More notable still is the emphasis on the legitimacy of Palestinian nationalism and the negation of Jewish nationalism. While the struggle for a Palestinian state is international issue No. 1 for a large clutch of Canadian activists, Jewish nationalism – Zionism – is depicted as a wholly evil force. More than ever, critics are demanding the abolition of Israel, either explicitly (rare) or implicitly (through the demand for a "one-state" solution which would eradicate the Jewish majority in the one place in the world where it exists.)

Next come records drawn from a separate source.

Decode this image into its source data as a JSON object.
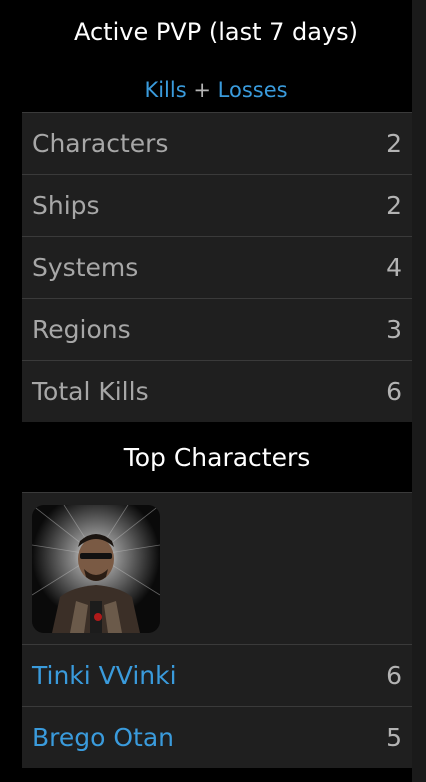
{
  "title": "Active PVP (last 7 days)",
  "subtitle": {
    "kills": "Kills",
    "plus": "+",
    "losses": "Losses"
  },
  "stats": [
    {
      "label": "Characters",
      "value": "2"
    },
    {
      "label": "Ships",
      "value": "2"
    },
    {
      "label": "Systems",
      "value": "4"
    },
    {
      "label": "Regions",
      "value": "3"
    },
    {
      "label": "Total Kills",
      "value": "6"
    }
  ],
  "top_characters": {
    "heading": "Top Characters",
    "rows": [
      {
        "name": "Tinki VVinki",
        "value": "6"
      },
      {
        "name": "Brego Otan",
        "value": "5"
      }
    ]
  },
  "colors": {
    "link": "#3a9bdc",
    "panel": "#1f1f1f",
    "background": "#000000"
  }
}
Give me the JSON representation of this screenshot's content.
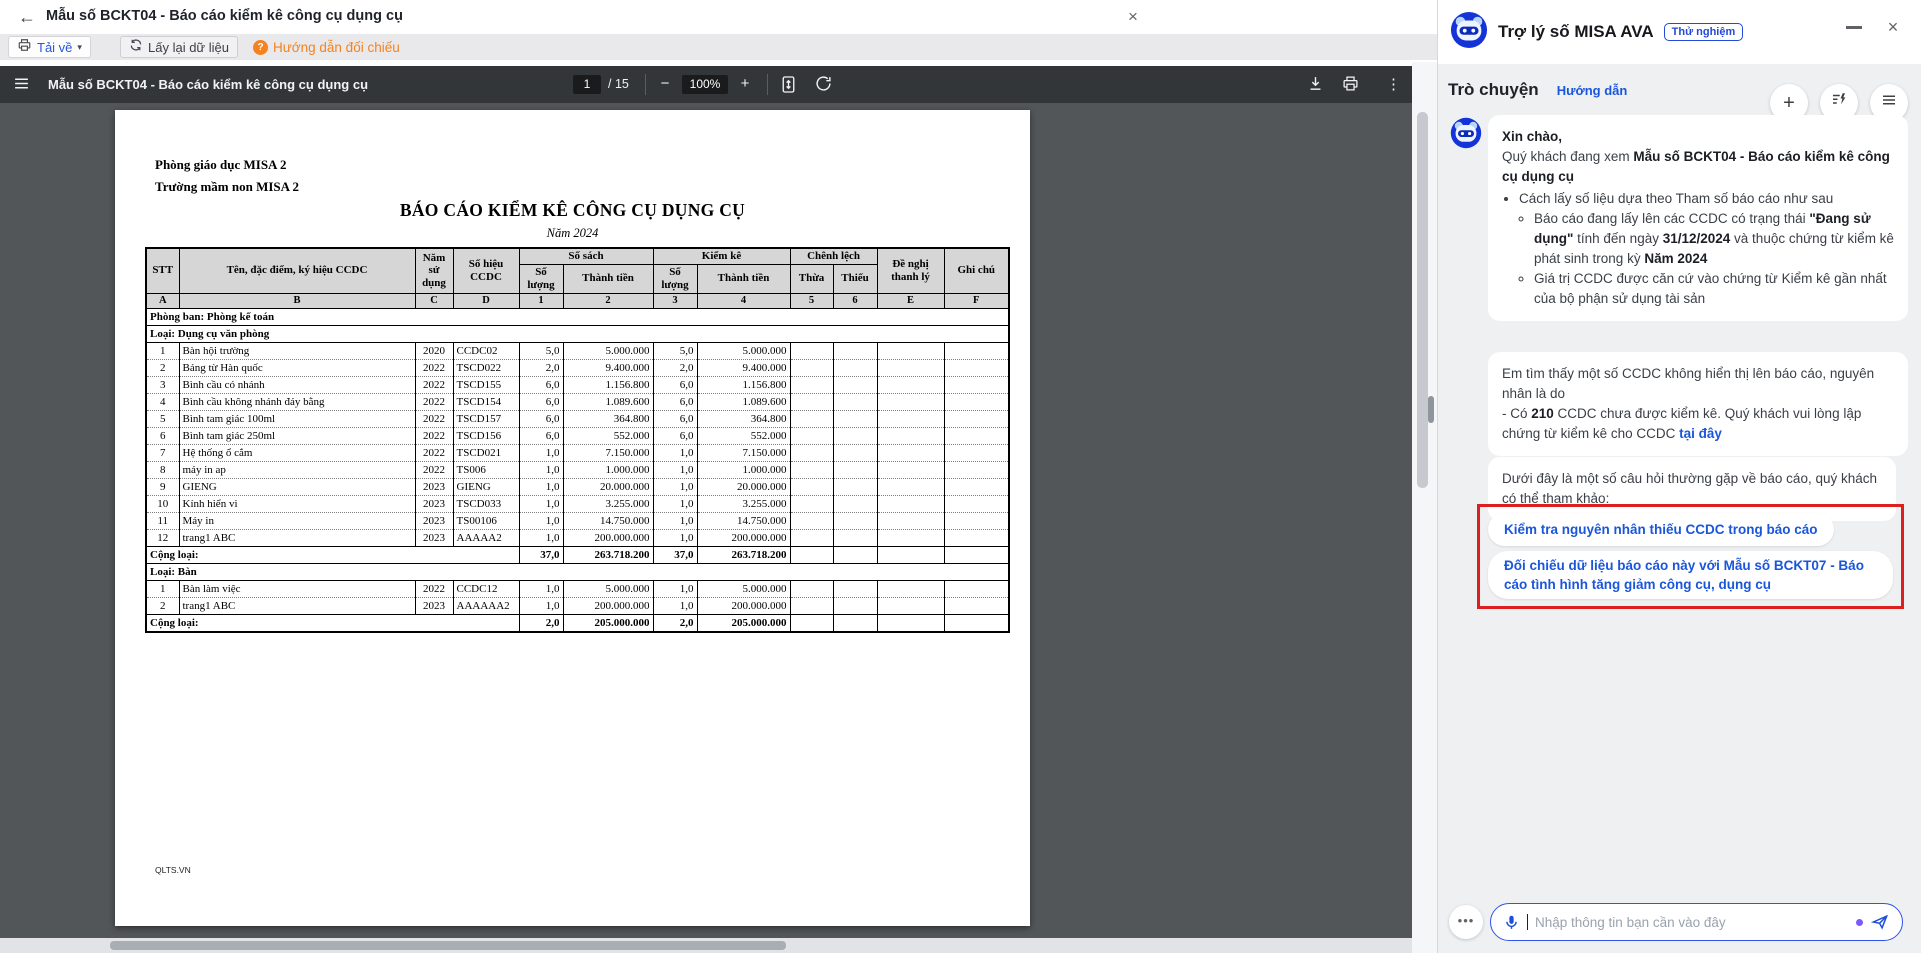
{
  "colors": {
    "accent_blue": "#1a56db",
    "toolbar_orange": "#f5821f",
    "pdf_toolbar_bg": "#323639",
    "doc_bg": "#525659",
    "annotation_red": "#dc1f1f",
    "avatar_blue": "#1434d8",
    "badge_blue": "#2349d8",
    "purple_dot": "#7e57ff"
  },
  "icons": {
    "back_arrow": "←",
    "close": "×",
    "caret_down": "▾",
    "zoom_out": "−",
    "zoom_in": "+",
    "more_vertical": "⋮",
    "more_horizontal": "•••",
    "help": "?"
  },
  "window": {
    "title": "Mẫu số BCKT04 - Báo cáo kiểm kê công cụ dụng cụ",
    "toolbar": {
      "download": "Tải về",
      "reload": "Lấy lại dữ liệu",
      "guide": "Hướng dẫn đối chiếu"
    }
  },
  "pdf": {
    "title": "Mẫu số BCKT04 - Báo cáo kiểm kê công cụ dụng cụ",
    "page": "1",
    "page_total": "/ 15",
    "zoom": "100%"
  },
  "doc": {
    "org1": "Phòng giáo dục MISA 2",
    "org2": "Trường mầm non MISA 2",
    "title": "BÁO CÁO KIỂM KÊ CÔNG CỤ DỤNG CỤ",
    "subtitle": "Năm 2024",
    "footer": "QLTS.VN",
    "table": {
      "h": {
        "stt": "STT",
        "name": "Tên, đặc điểm, ký hiệu CCDC",
        "year": "Năm sử dụng",
        "code": "Số hiệu CCDC",
        "sosach": "Số sách",
        "kiemke": "Kiểm kê",
        "chenhlech": "Chênh lệch",
        "denghi": "Đề nghị thanh lý",
        "ghichu": "Ghi chú",
        "soluong": "Số lượng",
        "thanhtien": "Thành tiền",
        "thua": "Thừa",
        "thieu": "Thiếu"
      },
      "letters": [
        "A",
        "B",
        "C",
        "D",
        "1",
        "2",
        "3",
        "4",
        "5",
        "6",
        "E",
        "F"
      ],
      "rows": [
        {
          "type": "section",
          "label": "Phòng ban:  Phòng kế toán"
        },
        {
          "type": "section",
          "label": "Loại: Dụng cụ văn phòng"
        },
        {
          "type": "data",
          "stt": "1",
          "name": "Bàn hội trường",
          "year": "2020",
          "code": "CCDC02",
          "q1": "5,0",
          "a1": "5.000.000",
          "q2": "5,0",
          "a2": "5.000.000"
        },
        {
          "type": "data",
          "stt": "2",
          "name": "Bảng từ Hàn quốc",
          "year": "2022",
          "code": "TSCD022",
          "q1": "2,0",
          "a1": "9.400.000",
          "q2": "2,0",
          "a2": "9.400.000"
        },
        {
          "type": "data",
          "stt": "3",
          "name": "Bình cầu có nhánh",
          "year": "2022",
          "code": "TSCD155",
          "q1": "6,0",
          "a1": "1.156.800",
          "q2": "6,0",
          "a2": "1.156.800"
        },
        {
          "type": "data",
          "stt": "4",
          "name": "Bình cầu không nhánh đáy bằng",
          "year": "2022",
          "code": "TSCD154",
          "q1": "6,0",
          "a1": "1.089.600",
          "q2": "6,0",
          "a2": "1.089.600"
        },
        {
          "type": "data",
          "stt": "5",
          "name": "Bình tam giác 100ml",
          "year": "2022",
          "code": "TSCD157",
          "q1": "6,0",
          "a1": "364.800",
          "q2": "6,0",
          "a2": "364.800"
        },
        {
          "type": "data",
          "stt": "6",
          "name": "Bình tam giác 250ml",
          "year": "2022",
          "code": "TSCD156",
          "q1": "6,0",
          "a1": "552.000",
          "q2": "6,0",
          "a2": "552.000"
        },
        {
          "type": "data",
          "stt": "7",
          "name": "Hệ thống ổ cắm",
          "year": "2022",
          "code": "TSCD021",
          "q1": "1,0",
          "a1": "7.150.000",
          "q2": "1,0",
          "a2": "7.150.000"
        },
        {
          "type": "data",
          "stt": "8",
          "name": "máy in ap",
          "year": "2022",
          "code": "TS006",
          "q1": "1,0",
          "a1": "1.000.000",
          "q2": "1,0",
          "a2": "1.000.000"
        },
        {
          "type": "data",
          "stt": "9",
          "name": "GIENG",
          "year": "2023",
          "code": "GIENG",
          "q1": "1,0",
          "a1": "20.000.000",
          "q2": "1,0",
          "a2": "20.000.000"
        },
        {
          "type": "data",
          "stt": "10",
          "name": "Kính hiển vi",
          "year": "2023",
          "code": "TSCD033",
          "q1": "1,0",
          "a1": "3.255.000",
          "q2": "1,0",
          "a2": "3.255.000"
        },
        {
          "type": "data",
          "stt": "11",
          "name": "Máy in",
          "year": "2023",
          "code": "TS00106",
          "q1": "1,0",
          "a1": "14.750.000",
          "q2": "1,0",
          "a2": "14.750.000"
        },
        {
          "type": "data",
          "stt": "12",
          "name": "trang1 ABC",
          "year": "2023",
          "code": "AAAAA2",
          "q1": "1,0",
          "a1": "200.000.000",
          "q2": "1,0",
          "a2": "200.000.000"
        },
        {
          "type": "total",
          "label": "Cộng loại:",
          "q1": "37,0",
          "a1": "263.718.200",
          "q2": "37,0",
          "a2": "263.718.200"
        },
        {
          "type": "section",
          "label": "Loại: Bàn"
        },
        {
          "type": "data",
          "stt": "1",
          "name": "Bàn làm việc",
          "year": "2022",
          "code": "CCDC12",
          "q1": "1,0",
          "a1": "5.000.000",
          "q2": "1,0",
          "a2": "5.000.000"
        },
        {
          "type": "data",
          "stt": "2",
          "name": "trang1 ABC",
          "year": "2023",
          "code": "AAAAAA2",
          "q1": "1,0",
          "a1": "200.000.000",
          "q2": "1,0",
          "a2": "200.000.000"
        },
        {
          "type": "total",
          "label": "Cộng loại:",
          "q1": "2,0",
          "a1": "205.000.000",
          "q2": "2,0",
          "a2": "205.000.000"
        }
      ]
    }
  },
  "assistant": {
    "title": "Trợ lý số MISA AVA",
    "badge": "Thử nghiệm",
    "tab": "Trò chuyện",
    "guide_link": "Hướng dẫn",
    "msg1": {
      "greeting": "Xin chào,",
      "intro": [
        {
          "t": "Quý khách đang xem "
        },
        {
          "t": "Mẫu số BCKT04 - Báo cáo kiểm kê công cụ dụng cụ",
          "b": true
        }
      ],
      "bullet1": [
        {
          "t": "Cách lấy số liệu dựa theo Tham số báo cáo như sau"
        }
      ],
      "bullet1a": [
        {
          "t": "Báo cáo đang lấy lên các CCDC có trạng thái "
        },
        {
          "t": "\"Đang sử dụng\"",
          "b": true
        },
        {
          "t": " tính đến ngày "
        },
        {
          "t": "31/12/2024",
          "b": true
        },
        {
          "t": " và thuộc chứng từ kiểm kê phát sinh trong kỳ "
        },
        {
          "t": "Năm 2024",
          "b": true
        }
      ],
      "bullet1b": [
        {
          "t": "Giá trị CCDC được căn cứ vào chứng từ Kiểm kê gần nhất của bộ phận sử dụng tài sản"
        }
      ]
    },
    "msg2": {
      "line1": [
        {
          "t": "Em tìm thấy một số CCDC không hiển thị lên báo cáo, nguyên nhân là do"
        }
      ],
      "line2": [
        {
          "t": "- Có "
        },
        {
          "t": "210",
          "b": true
        },
        {
          "t": " CCDC chưa được kiểm kê. Quý khách vui lòng lập chứng từ kiểm kê cho CCDC "
        },
        {
          "t": "tại đây",
          "b": true,
          "link": true
        }
      ]
    },
    "msg3": "Dưới đây là một số câu hỏi thường gặp về báo cáo, quý khách có thể tham khảo:",
    "chips": [
      "Kiểm tra nguyên nhân thiếu CCDC trong báo cáo",
      "Đối chiếu dữ liệu báo cáo này với Mẫu số BCKT07 - Báo cáo tình hình tăng giảm công cụ, dụng cụ"
    ],
    "input_placeholder": "Nhập thông tin bạn cần vào đây"
  }
}
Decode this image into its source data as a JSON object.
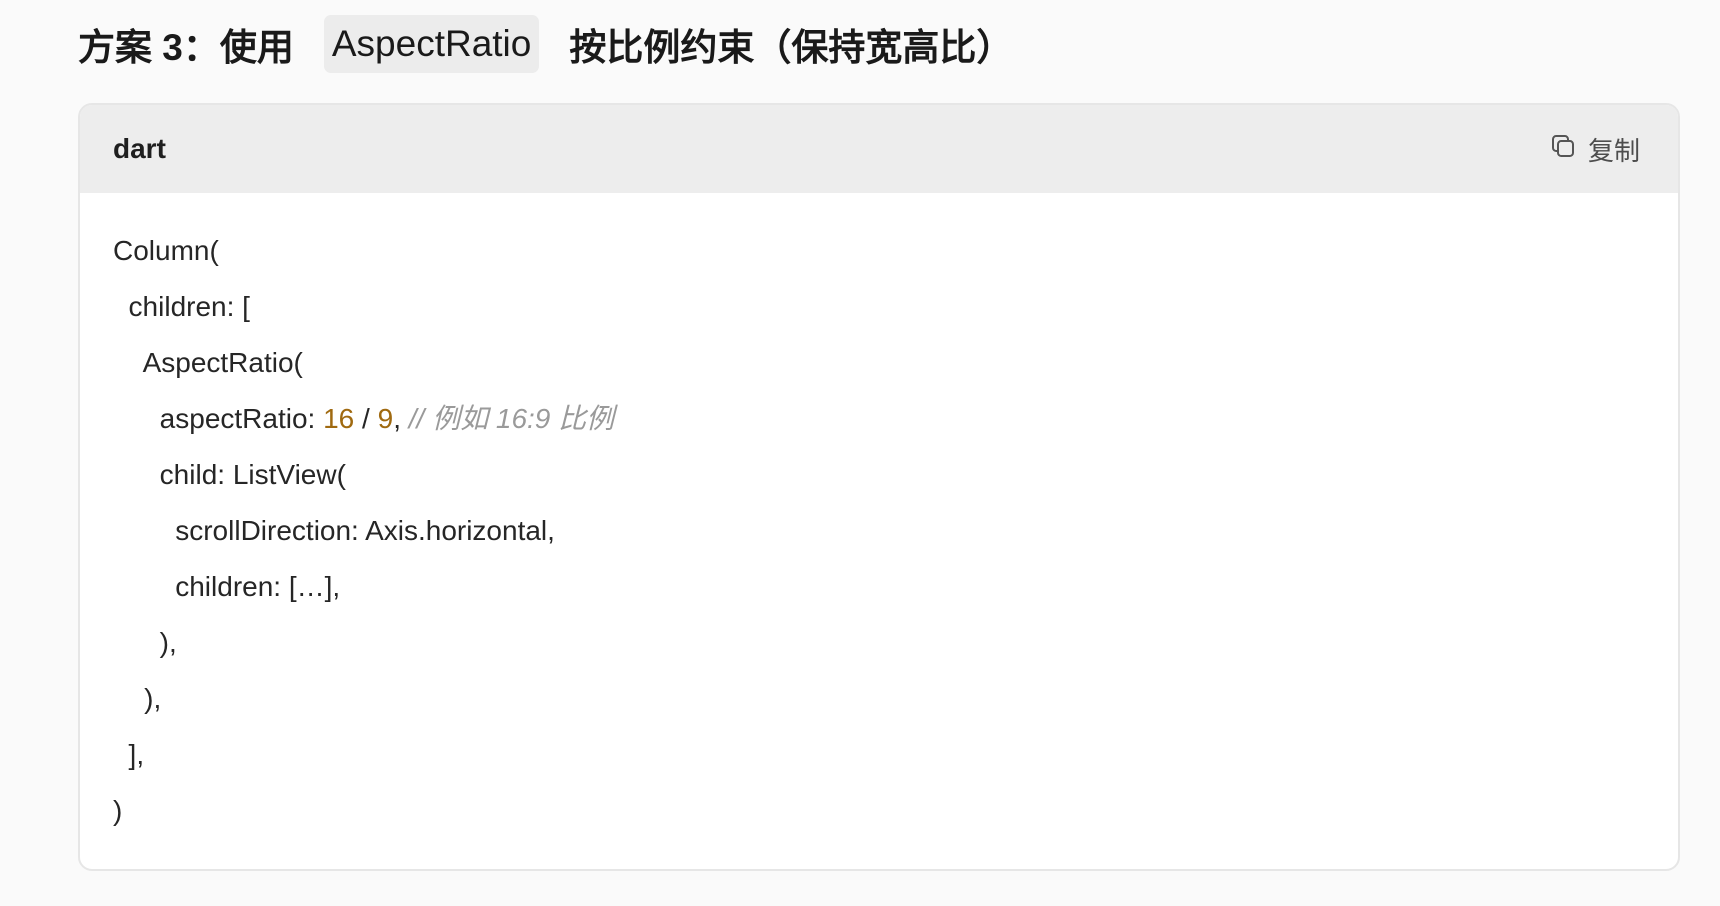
{
  "heading": {
    "prefix": "方案 3：使用",
    "code": "AspectRatio",
    "suffix": "按比例约束（保持宽高比）"
  },
  "code_block": {
    "language": "dart",
    "copy_label": "复制",
    "copy_icon": "copy-icon",
    "colors": {
      "number": "#a06a10",
      "comment": "#9a9a9a",
      "text": "#262626",
      "header_bg": "#ededed"
    },
    "lines": {
      "l1": "Column(",
      "l2": "  children: [",
      "l3": "    AspectRatio(",
      "l4_a": "      aspectRatio: ",
      "l4_num1": "16",
      "l4_b": " / ",
      "l4_num2": "9",
      "l4_c": ", ",
      "l4_comment": "// 例如 16:9 比例",
      "l5": "      child: ListView(",
      "l6": "        scrollDirection: Axis.horizontal,",
      "l7": "        children: […],",
      "l8": "      ),",
      "l9": "    ),",
      "l10": "  ],",
      "l11": ")"
    }
  }
}
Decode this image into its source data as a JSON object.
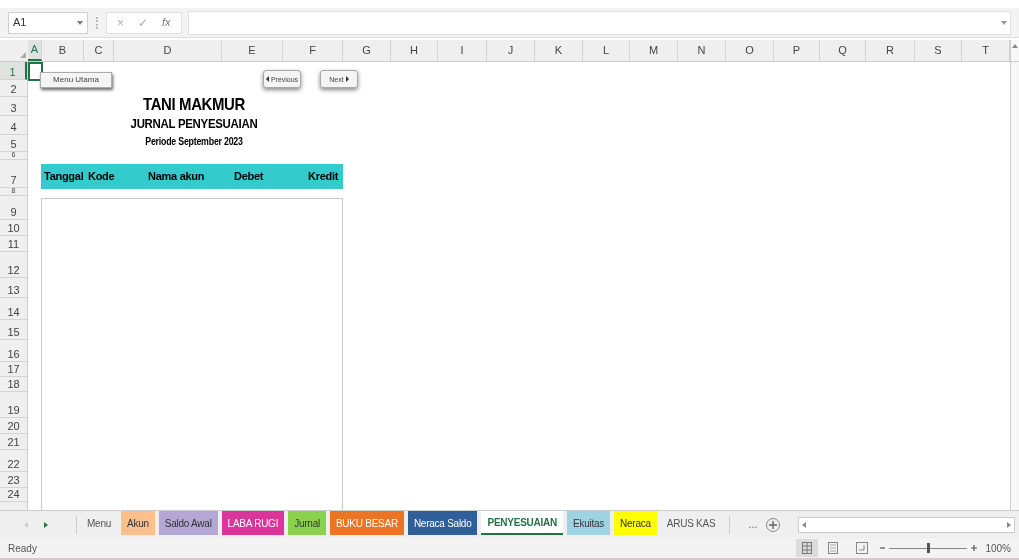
{
  "formula_bar": {
    "name_box": "A1",
    "cancel": "×",
    "enter": "✓",
    "function": "fx"
  },
  "columns": [
    {
      "label": "A",
      "selected": true
    },
    {
      "label": "B",
      "selected": false
    },
    {
      "label": "C",
      "selected": false
    },
    {
      "label": "D",
      "selected": false
    },
    {
      "label": "E",
      "selected": false
    },
    {
      "label": "F",
      "selected": false
    },
    {
      "label": "G",
      "selected": false
    },
    {
      "label": "H",
      "selected": false
    },
    {
      "label": "I",
      "selected": false
    },
    {
      "label": "J",
      "selected": false
    },
    {
      "label": "K",
      "selected": false
    },
    {
      "label": "L",
      "selected": false
    },
    {
      "label": "M",
      "selected": false
    },
    {
      "label": "N",
      "selected": false
    },
    {
      "label": "O",
      "selected": false
    },
    {
      "label": "P",
      "selected": false
    },
    {
      "label": "Q",
      "selected": false
    },
    {
      "label": "R",
      "selected": false
    },
    {
      "label": "S",
      "selected": false
    },
    {
      "label": "T",
      "selected": false
    }
  ],
  "rows": [
    {
      "label": "1",
      "selected": true
    },
    {
      "label": "2",
      "selected": false
    },
    {
      "label": "3",
      "selected": false
    },
    {
      "label": "4",
      "selected": false
    },
    {
      "label": "5",
      "selected": false
    },
    {
      "label": "6",
      "selected": false
    },
    {
      "label": "7",
      "selected": false
    },
    {
      "label": "8",
      "selected": false
    },
    {
      "label": "9",
      "selected": false
    },
    {
      "label": "10",
      "selected": false
    },
    {
      "label": "11",
      "selected": false
    },
    {
      "label": "12",
      "selected": false
    },
    {
      "label": "13",
      "selected": false
    },
    {
      "label": "14",
      "selected": false
    },
    {
      "label": "15",
      "selected": false
    },
    {
      "label": "16",
      "selected": false
    },
    {
      "label": "17",
      "selected": false
    },
    {
      "label": "18",
      "selected": false
    },
    {
      "label": "19",
      "selected": false
    },
    {
      "label": "20",
      "selected": false
    },
    {
      "label": "21",
      "selected": false
    },
    {
      "label": "22",
      "selected": false
    },
    {
      "label": "23",
      "selected": false
    },
    {
      "label": "24",
      "selected": false
    }
  ],
  "sheet": {
    "buttons": [
      {
        "kind": "menu",
        "label": "Menu Utama"
      },
      {
        "kind": "prev",
        "label": "Previous"
      },
      {
        "kind": "next",
        "label": "Next"
      }
    ],
    "titles": [
      "TANI MAKMUR",
      "JURNAL PENYESUAIAN",
      "Periode September 2023"
    ],
    "table_columns": [
      "Tanggal",
      "Kode",
      "Nama akun",
      "Debet",
      "Kredit"
    ]
  },
  "tabs": [
    {
      "label": "Menu",
      "selected": false
    },
    {
      "label": "Akun",
      "selected": false,
      "color": "#fbc08c"
    },
    {
      "label": "Saldo Awal",
      "selected": false,
      "color": "#b4a7d6"
    },
    {
      "label": "LABA RUGI",
      "selected": false,
      "color": "#d9359b"
    },
    {
      "label": "Jurnal",
      "selected": false,
      "color": "#8cd14b"
    },
    {
      "label": "BUKU BESAR",
      "selected": false,
      "color": "#ec7524"
    },
    {
      "label": "Neraca Saldo",
      "selected": false,
      "color": "#2f5e98"
    },
    {
      "label": "PENYESUAIAN",
      "selected": true
    },
    {
      "label": "Ekuitas",
      "selected": false,
      "color": "#9dd3e2"
    },
    {
      "label": "Neraca",
      "selected": false,
      "color": "#ffff00"
    },
    {
      "label": "ARUS KAS",
      "selected": false
    }
  ],
  "tab_overflow": "...",
  "status_bar": {
    "status": "Ready",
    "zoom": "100%",
    "zoom_slider": {
      "level": 0.5
    }
  }
}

None of the foregoing is to suggest that Israel bears no blame for the situation nor that its treatment of Palestinians is always fair or justified. (It bears noting that such caveats almost never accompany criticisms of Israel. Anti-Israel activists rarely if ever feel compelled to qualify their statements by expressing divergence with the policies of Arafat, yet Zionists and their allies almost always qualify their defences with a variation of "While I don't agree with everything Israel, or Sharon, does....") Nor is the traditional anti-Semitism of Steele's screed directly comparable to legitimate criticism of Israel. But it is incumbent upon Israel's critics to acknowledge that, very often, these blanket condemnations of Israel exist along with Steele's views on a spectrum of anti-Semitism, not separate from it, as some of Israel's enemies like to pretend.

Pat Johnson is a native Vancouverite, a journalist and commentator.